The Brussels rumour mill is hinting that the Civil Liberties committee of the European Parliament is being asked to write an Opinion on the Anti-counterfeiting Trade Agreement (ACTA). It is understood that a request has gone in to the co-ordinators of the civil liberties committee, who will take the decision at a meeting – held in camera – tomorrow evening.
The Opinion would contribute to the processing of ACTA in the European Parliament, and has
the potential to help the Parliament understand the civil liberties issues which arise out of ACTA. In particular, it would give the Parliament its own internal tool to examine whether or not fundamental rights are infringed.
The European Parliament will have to decide whether or not to give its consent to ACTA. It is questionable whether the European Commission or the Council can sign ACTA until the Parliament's consent is obtained, which is why this is important. See Commission confirms it will not sign ACTA yet.
Although ACTA is not legislation, the matter of consent will follow a similar process to legislation. That process is just beginning.
So far, the Trade committee has been appointed as the lead committee, and the Legal Affairs committee has announced it will write an Opinion, as has the Development committee.

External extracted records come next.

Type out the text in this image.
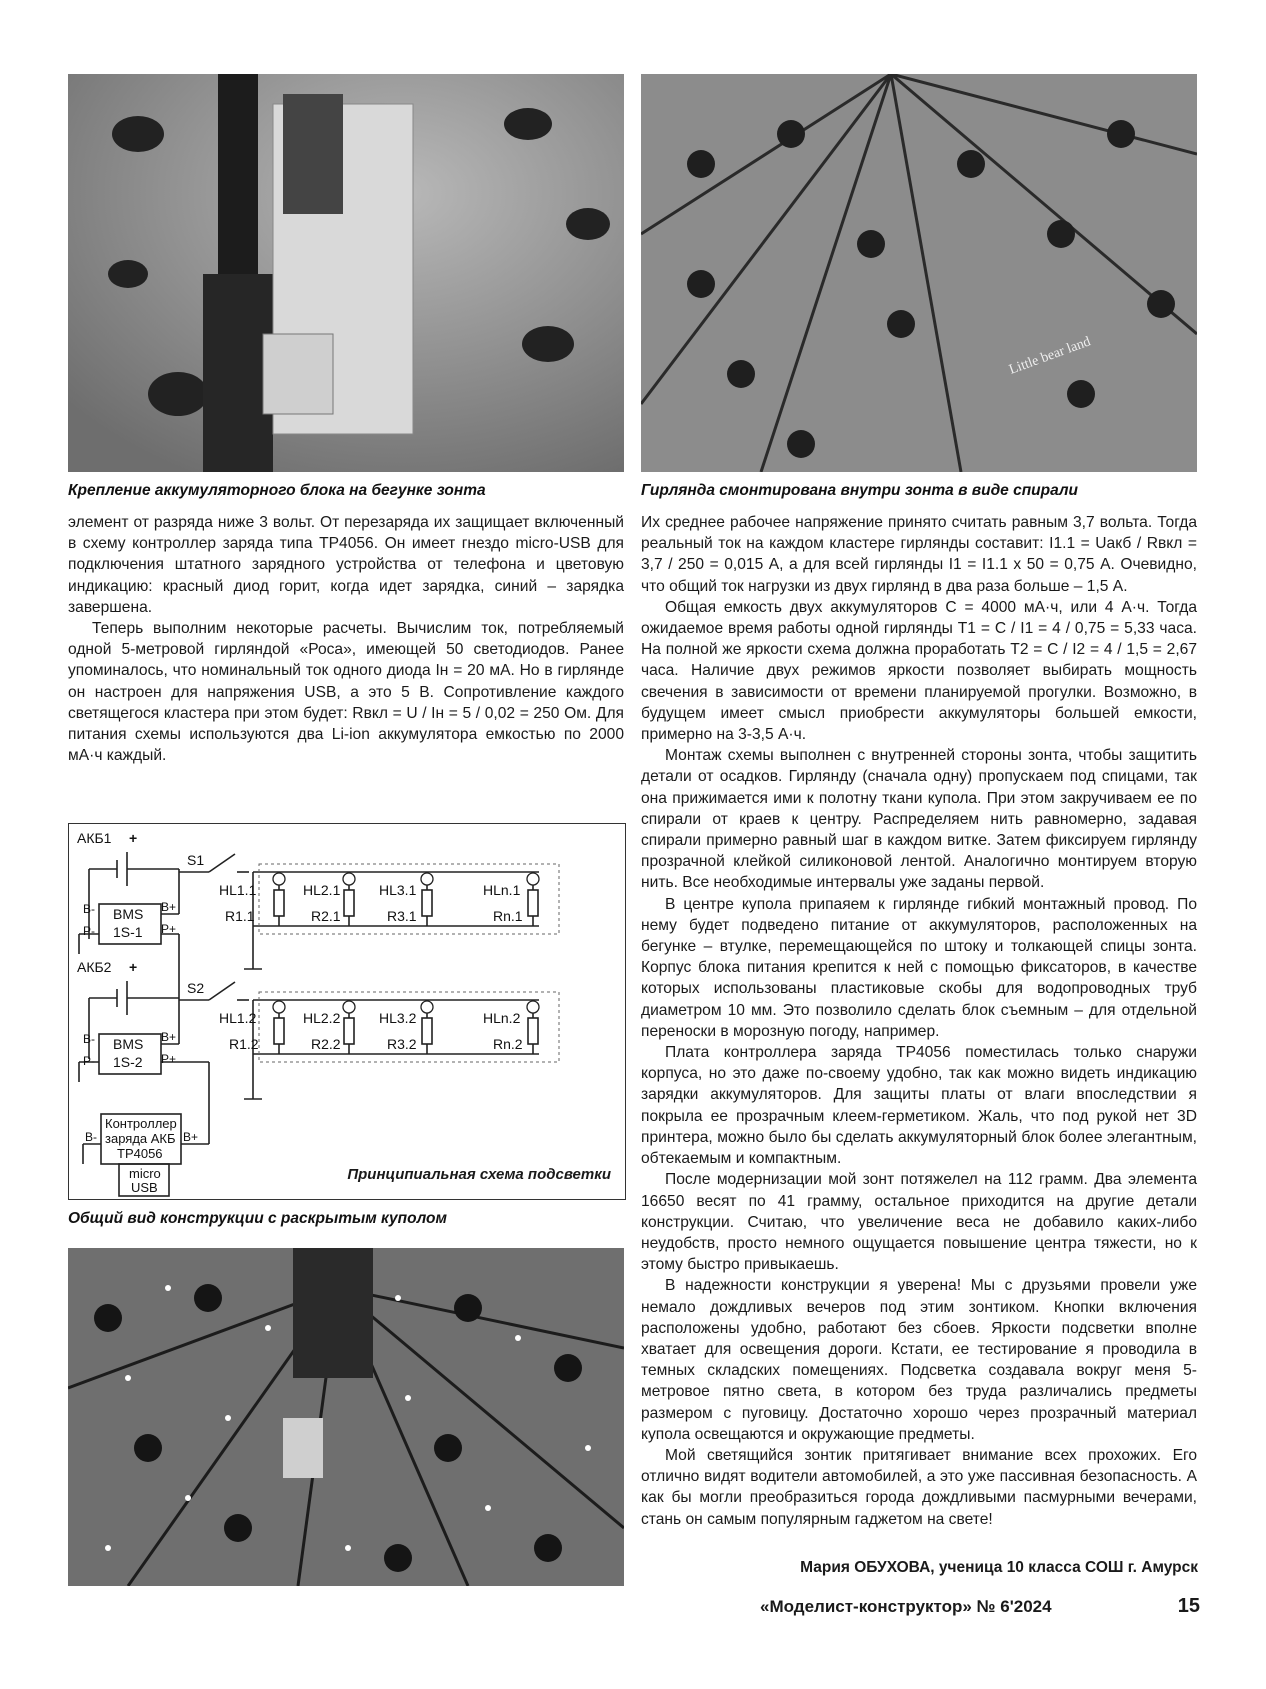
Little bear land
Крепление аккумуляторного блока на бегунке зонта	Гирлянда смонтирована внутри зонта в виде спирали

элемент от разряда ниже 3 вольт. От перезаряда их защищает включенный в схему контроллер заряда типа TP4056. Он имеет гнездо micro-USB для подключения штатного зарядного устройства от телефона и цветовую индикацию: красный диод горит, когда идет зарядка, синий – зарядка завершена.

Теперь выполним некоторые расчеты. Вычислим ток, потребляемый одной 5-метровой гирляндой «Роса», имеющей 50 светодиодов. Ранее упоминалось, что номинальный ток одного диода Iн = 20 мА. Но в гирлянде он настроен для напряжения USB, а это 5 В. Сопротивление каждого светящегося кластера при этом будет: Rвкл = U / Iн = 5 / 0,02 = 250 Ом. Для питания схемы используются два Li-ion аккумулятора емкостью по 2000 мА·ч каждый.

АКБ1 +
S1
BMS
1S-1
B-
P-
B+
P+
АКБ2 +
S2
BMS
1S-2
B-
P-
B+
P+
HL1.1	HL2.1	HL3.1	HLn.1
R1.1	R2.1	R3.1	Rn.1
HL1.2	HL2.2	HL3.2	HLn.2
R1.2	R2.2	R3.2	Rn.2
Контроллер
заряда АКБ
TP4056
B-	B+
micro
USB
Принципиальная схема подсветки
Общий вид конструкции с раскрытым куполом

Их среднее рабочее напряжение принято считать равным 3,7 вольта. Тогда реальный ток на каждом кластере гирлянды составит: I1.1 = Uакб / Rвкл = 3,7 / 250 = 0,015 А, а для всей гирлянды I1 = I1.1 x 50 = 0,75 А. Очевидно, что общий ток нагрузки из двух гирлянд в два раза больше – 1,5 А.

Общая емкость двух аккумуляторов С = 4000 мА·ч, или 4 А·ч. Тогда ожидаемое время работы одной гирлянды T1 = C / I1 = 4 / 0,75 = 5,33 часа. На полной же яркости схема должна проработать T2 = C / I2 = 4 / 1,5 = 2,67 часа. Наличие двух режимов яркости позволяет выбирать мощность свечения в зависимости от времени планируемой прогулки. Возможно, в будущем имеет смысл приобрести аккумуляторы большей емкости, примерно на 3-3,5 А·ч.

Монтаж схемы выполнен с внутренней стороны зонта, чтобы защитить детали от осадков. Гирлянду (сначала одну) пропускаем под спицами, так она прижимается ими к полотну ткани купола. При этом закручиваем ее по спирали от краев к центру. Распределяем нить равномерно, задавая спирали примерно равный шаг в каждом витке. Затем фиксируем гирлянду прозрачной клейкой силиконовой лентой. Аналогично монтируем вторую нить. Все необходимые интервалы уже заданы первой.

В центре купола припаяем к гирлянде гибкий монтажный провод. По нему будет подведено питание от аккумуляторов, расположенных на бегунке – втулке, перемещающейся по штоку и толкающей спицы зонта. Корпус блока питания крепится к ней с помощью фиксаторов, в качестве которых использованы пластиковые скобы для водопроводных труб диаметром 10 мм. Это позволило сделать блок съемным – для отдельной переноски в морозную погоду, например.

Плата контроллера заряда TP4056 поместилась только снаружи корпуса, но это даже по-своему удобно, так как можно видеть индикацию зарядки аккумуляторов. Для защиты платы от влаги впоследствии я покрыла ее прозрачным клеем-герметиком. Жаль, что под рукой нет 3D принтера, можно было бы сделать аккумуляторный блок более элегантным, обтекаемым и компактным.

После модернизации мой зонт потяжелел на 112 грамм. Два элемента 16650 весят по 41 грамму, остальное приходится на другие детали конструкции. Считаю, что увеличение веса не добавило каких-либо неудобств, просто немного ощущается повышение центра тяжести, но к этому быстро привыкаешь.

В надежности конструкции я уверена! Мы с друзьями провели уже немало дождливых вечеров под этим зонтиком. Кнопки включения расположены удобно, работают без сбоев. Яркости подсветки вполне хватает для освещения дороги. Кстати, ее тестирование я проводила в темных складских помещениях. Подсветка создавала вокруг меня 5-метровое пятно света, в котором без труда различались предметы размером с пуговицу. Достаточно хорошо через прозрачный материал купола освещаются и окружающие предметы.

Мой светящийся зонтик притягивает внимание всех прохожих. Его отлично видят водители автомобилей, а это уже пассивная безопасность. А как бы могли преобразиться города дождливыми пасмурными вечерами, стань он самым популярным гаджетом на свете!

Мария ОБУХОВА, ученица 10 класса СОШ г. Амурск
«Моделист-конструктор» № 6'2024	15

A Civil Liberties committee opinion would focus specifically on the fundamental rights issues, and could give MEPs an opportunity to distill their own conclusions on this very difficult issue.
Pressure is also being put on the Industry committee to contribute an opinion. The industry committee is responsible for telecommunications regulation, and ACTA does contain provisions which will impose liabilities onto ISPs, There is therefore, a strong argument for the Industry committee to also issue an opinion.
There are now a handful of reports which suggest that legal problems exist with ACTA, specifically concerning the EU legal framework , civil liberties and fundamental rights.
In particular, one report that was written proactively by a coalition of academic ‘legal eagles’, concludes that ACTA will push the envelope of the EU acquis communitaire just a little too far.
Another report, written by a law professor and commissioned by the Green group, concludes that there are risks in ACTA for fundamental rights.
Such reports are typical of barristers’ opinions, and hardly make light bedtime reading. On the other hand, they are trying to tell the Parliament about potential pitfalls which an international agreement which – whilst it will not itself become law – will be used to guide European lawmaking and may force changes to the acquis which are not to the benefit of European citizens.
Surely, it is the Parliament’s duty to listen?
La Quadrature du Net is asking citizens to write to their MEP and to the two committees.